Working as a freelance employee means working your own hours on your own terms. But it also means finding your own work and managing all parts of the business yourself. To be successful, you need to be able to juggle day-to-day business operations while still finding time to do the freelance work you're being paid to do—and do it well.

If you're ready to start freelancing, these tips can help you get a head start.

  • Set up a website
    Establishing an online presence for yourself is essential. Clients need to be able to look at your work and find you quickly. Maintaining a basic website is fairly simple. You don't need anything fancy to start with; just a place to showcase your best work and provide contact information. If you're not sure where to start, services like Web.com offer low-cost website set-up and maintenance

  • Order business cards
    A big part of working as a freelancer involves generating your own business (see below). Online companies like LogoWorks and PrintRunner offer affordable ways to order business cards for your new profession so you have an additional way of connecting with prospective clients.
  • Get a DBA or sole proprietorship
    For most business entities other than LLCs and incorporations, the legal name of the business is the personal name of the business owner(s). If you plan to do business under a name other than your own or if you want to set up a bank account under your business's name, you'll need to file a DBA or sole proprietorship.

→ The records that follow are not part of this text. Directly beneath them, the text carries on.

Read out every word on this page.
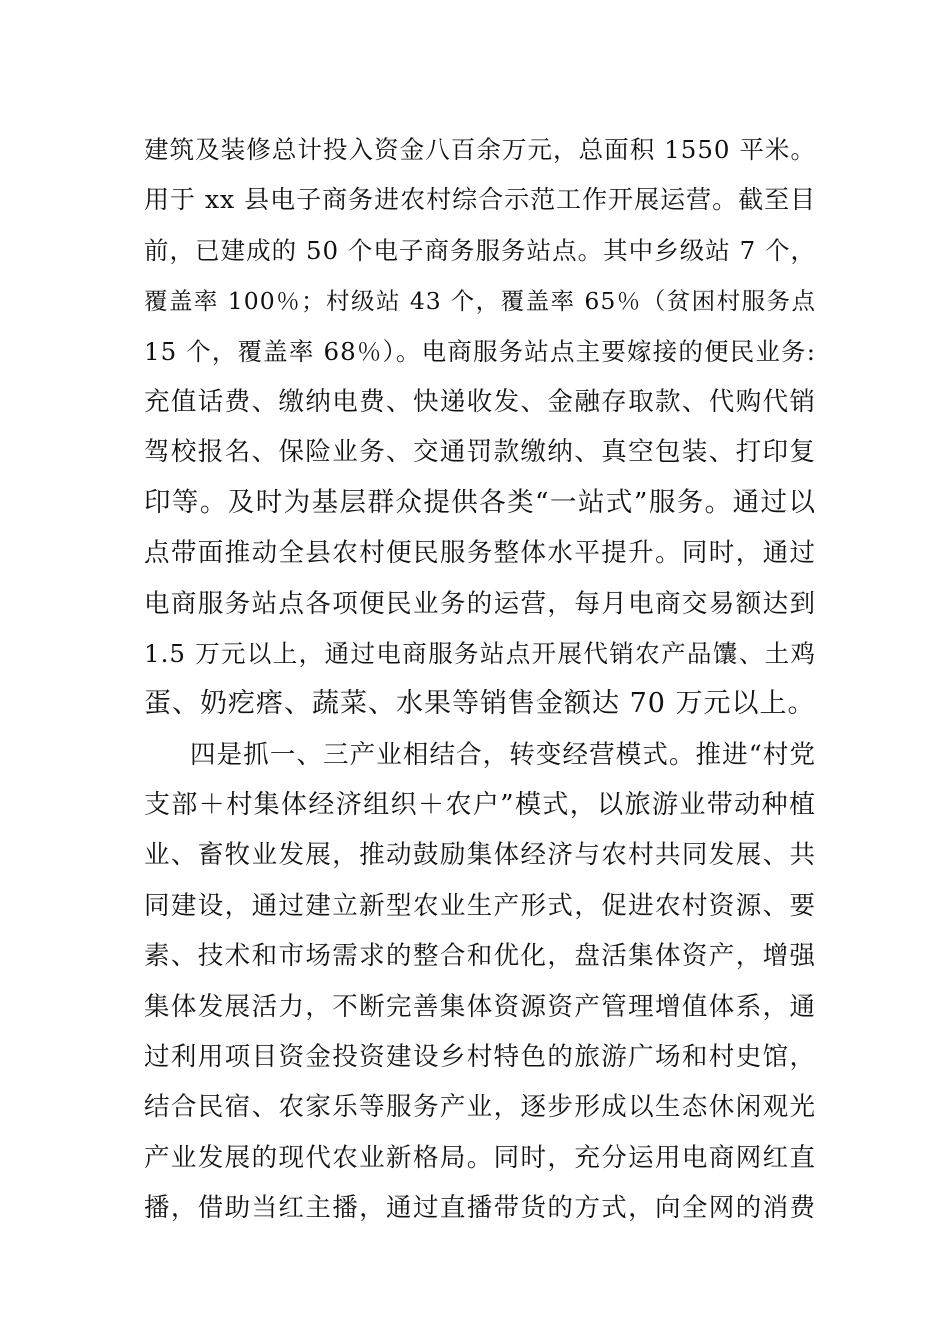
建筑及装修总计投入资金八百余万元，总面积 1550 平米。
用于 xx 县电子商务进农村综合示范工作开展运营。截至目
前，已建成的 50 个电子商务服务站点。其中乡级站 7 个，
覆盖率 100％；村级站 43 个，覆盖率 65％（贫困村服务点
15 个，覆盖率 68％）。电商服务站点主要嫁接的便民业务:
充值话费、缴纳电费、快递收发、金融存取款、代购代销
驾校报名、保险业务、交通罚款缴纳、真空包装、打印复
印等。及时为基层群众提供各类“一站式”服务。通过以
点带面推动全县农村便民服务整体水平提升。同时，通过
电商服务站点各项便民业务的运营，每月电商交易额达到
1.5 万元以上，通过电商服务站点开展代销农产品馕、土鸡
蛋、奶疙瘩、蔬菜、水果等销售金额达 70 万元以上。
四是抓一、三产业相结合，转变经营模式。推进“村党
支部＋村集体经济组织＋农户”模式，以旅游业带动种植
业、畜牧业发展，推动鼓励集体经济与农村共同发展、共
同建设，通过建立新型农业生产形式，促进农村资源、要
素、技术和市场需求的整合和优化，盘活集体资产，增强
集体发展活力，不断完善集体资源资产管理增值体系，通
过利用项目资金投资建设乡村特色的旅游广场和村史馆，
结合民宿、农家乐等服务产业，逐步形成以生态休闲观光
产业发展的现代农业新格局。同时，充分运用电商网红直
播，借助当红主播，通过直播带货的方式，向全网的消费
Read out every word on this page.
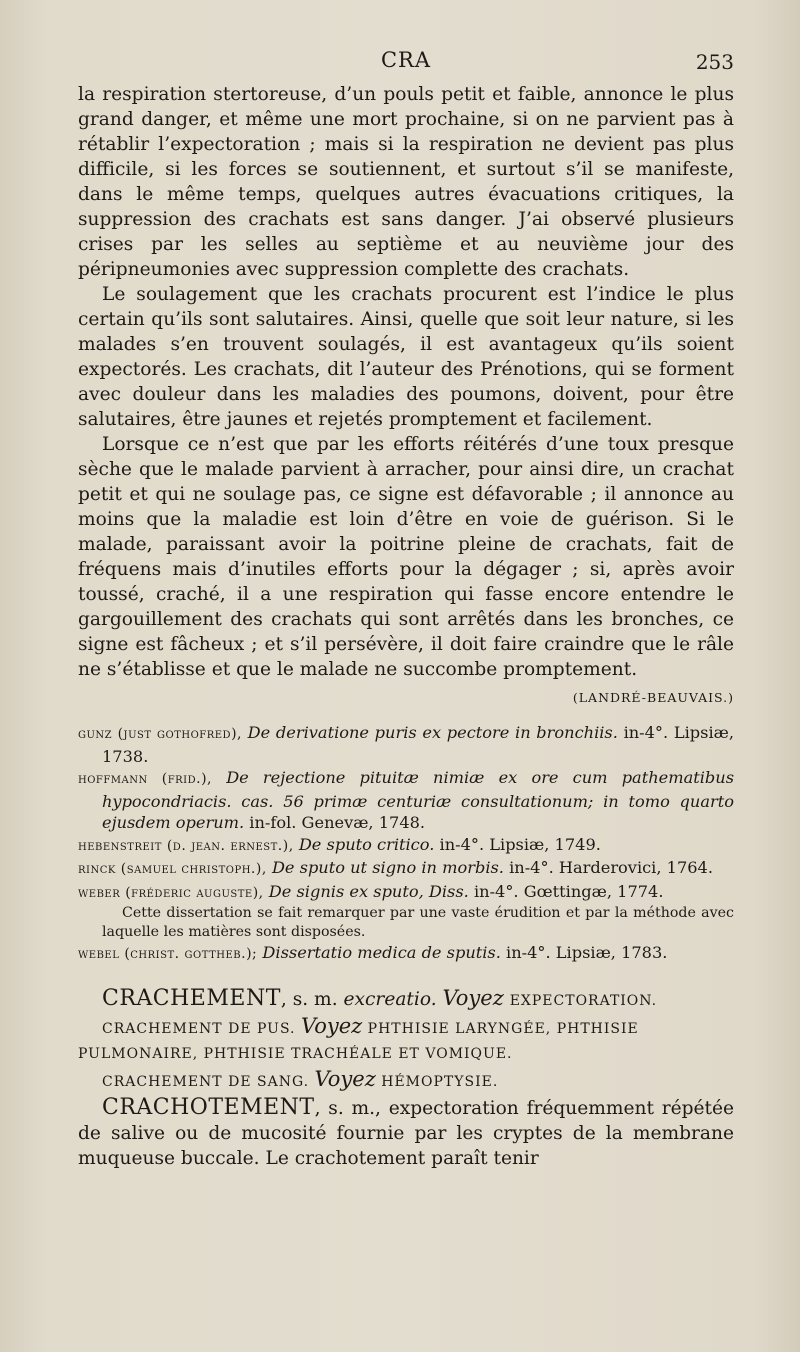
CRA	253

la respiration stertoreuse, d’un pouls petit et faible, annonce le plus grand danger, et même une mort prochaine, si on ne parvient pas à rétablir l’expectoration ; mais si la respiration ne devient pas plus difficile, si les forces se soutiennent, et surtout s’il se manifeste, dans le même temps, quelques autres évacuations critiques, la suppression des crachats est sans danger. J’ai observé plusieurs crises par les selles au septième et au neuvième jour des péripneumonies avec suppression complette des crachats.

Le soulagement que les crachats procurent est l’indice le plus certain qu’ils sont salutaires. Ainsi, quelle que soit leur nature, si les malades s’en trouvent soulagés, il est avantageux qu’ils soient expectorés. Les crachats, dit l’auteur des Prénotions, qui se forment avec douleur dans les maladies des poumons, doivent, pour être salutaires, être jaunes et rejetés promptement et facilement.

Lorsque ce n’est que par les efforts réitérés d’une toux presque sèche que le malade parvient à arracher, pour ainsi dire, un crachat petit et qui ne soulage pas, ce signe est défavorable ; il annonce au moins que la maladie est loin d’être en voie de guérison. Si le malade, paraissant avoir la poitrine pleine de crachats, fait de fréquens mais d’inutiles efforts pour la dégager ; si, après avoir toussé, craché, il a une respiration qui fasse encore entendre le gargouillement des crachats qui sont arrêtés dans les bronches, ce signe est fâcheux ; et s’il persévère, il doit faire craindre que le râle ne s’établisse et que le malade ne succombe promptement.
(LANDRÉ-BEAUVAIS.)

gunz (just gothofred), De derivatione puris ex pectore in bronchiis. in-4°. Lipsiæ, 1738.

hoffmann (frid.), De rejectione pituitæ nimiæ ex ore cum pathematibus hypocondriacis. cas. 56 primæ centuriæ consultationum; in tomo quarto ejusdem operum. in-fol. Genevæ, 1748.

hebenstreit (d. jean. ernest.), De sputo critico. in-4°. Lipsiæ, 1749.

rinck (samuel christoph.), De sputo ut signo in morbis. in-4°. Harderovici, 1764.

weber (fréderic auguste), De signis ex sputo, Diss. in-4°. Gœttingæ, 1774.

Cette dissertation se fait remarquer par une vaste érudition et par la méthode avec laquelle les matières sont disposées.

webel (christ. gottheb.); Dissertatio medica de sputis. in-4°. Lipsiæ, 1783.

CRACHEMENT, s. m. excreatio. Voyez EXPECTORATION.

CRACHEMENT DE PUS. Voyez PHTHISIE LARYNGÉE, PHTHISIE PULMONAIRE, PHTHISIE TRACHÉALE ET VOMIQUE.

CRACHEMENT DE SANG. Voyez HÉMOPTYSIE.

CRACHOTEMENT, s. m., expectoration fréquemment répétée de salive ou de mucosité fournie par les cryptes de la membrane muqueuse buccale. Le crachotement paraît tenir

    In addition to a DBA, your state may have specific laws for individuals doing business. Research and obtain any state and local permits or licenses you'll need for your business. Or use a service like Business Licenses that does the research and prepares the applications for you for a small fee.

  • Protect your future
    Once you're self-employed, you'll have to figure out your own path for retirement savings, medical insurance, etc. Consult your financial advisor and set up a plan to make sure your retirement goals will be met and check websites like NetQuote to see and compare health insurance quotes from a variety of insurers.
  • Focus on productivity
    Freelancers will often tell you that while working at your leisure sounds glamorous, there are a few drawbacks. For some, the solitude can get lonely. Freelancers working remotely can't talk to a co-worker between projects the way employees in an office can. On the other hand, freelancers don't have to deal with office politics.

    For maximum productivity, set up an in-home office, or find another place where you can focus and get work done. The absence of a boss down the hall may be a highlight; however, that just means you have to be the one to manage deadlines and productivity.

  • Promote and network
    Working for yourself means promoting yourself, and getting started as a freelancer can be very time-consuming. Join online networks such as LinkedIn and industry-specific communities like Mediabistro.com to communicate your goals, ask questions, and network with other professionals.

    Spread the word to friends and family that you're venturing into freelancing and ask for referrals where appropriate.

    Set up a blog. A blog can help you connect with other freelancers and bloggers as well as potential clients.

  • Know what's out there
    Get to know resources, jobs, clients, etc. in your freelancing field. This is your business now—become an expert!

    Being active on message boards and forums can help you stay abreast of news and trends in your field and in freelancing in general. Sites like FreelanceSwitch can help inform and improve your work.

    Some popular sites for freelance job listings are Guru.com and Elance. There are lots of others out there depending on your industry; just be sure to do the research to avoid scams and fake freelancer postings.

    It's unfortunate, but there are some companies with shady business practices. Do some research on a company before pitching your work or taking assignments.

Working for yourself can be incredibly rewarding, but doing business as a freelancer has its own challenges. The tips above can help you get the details out of the way so you can focus on doing great work and enjoying your newfound freedom.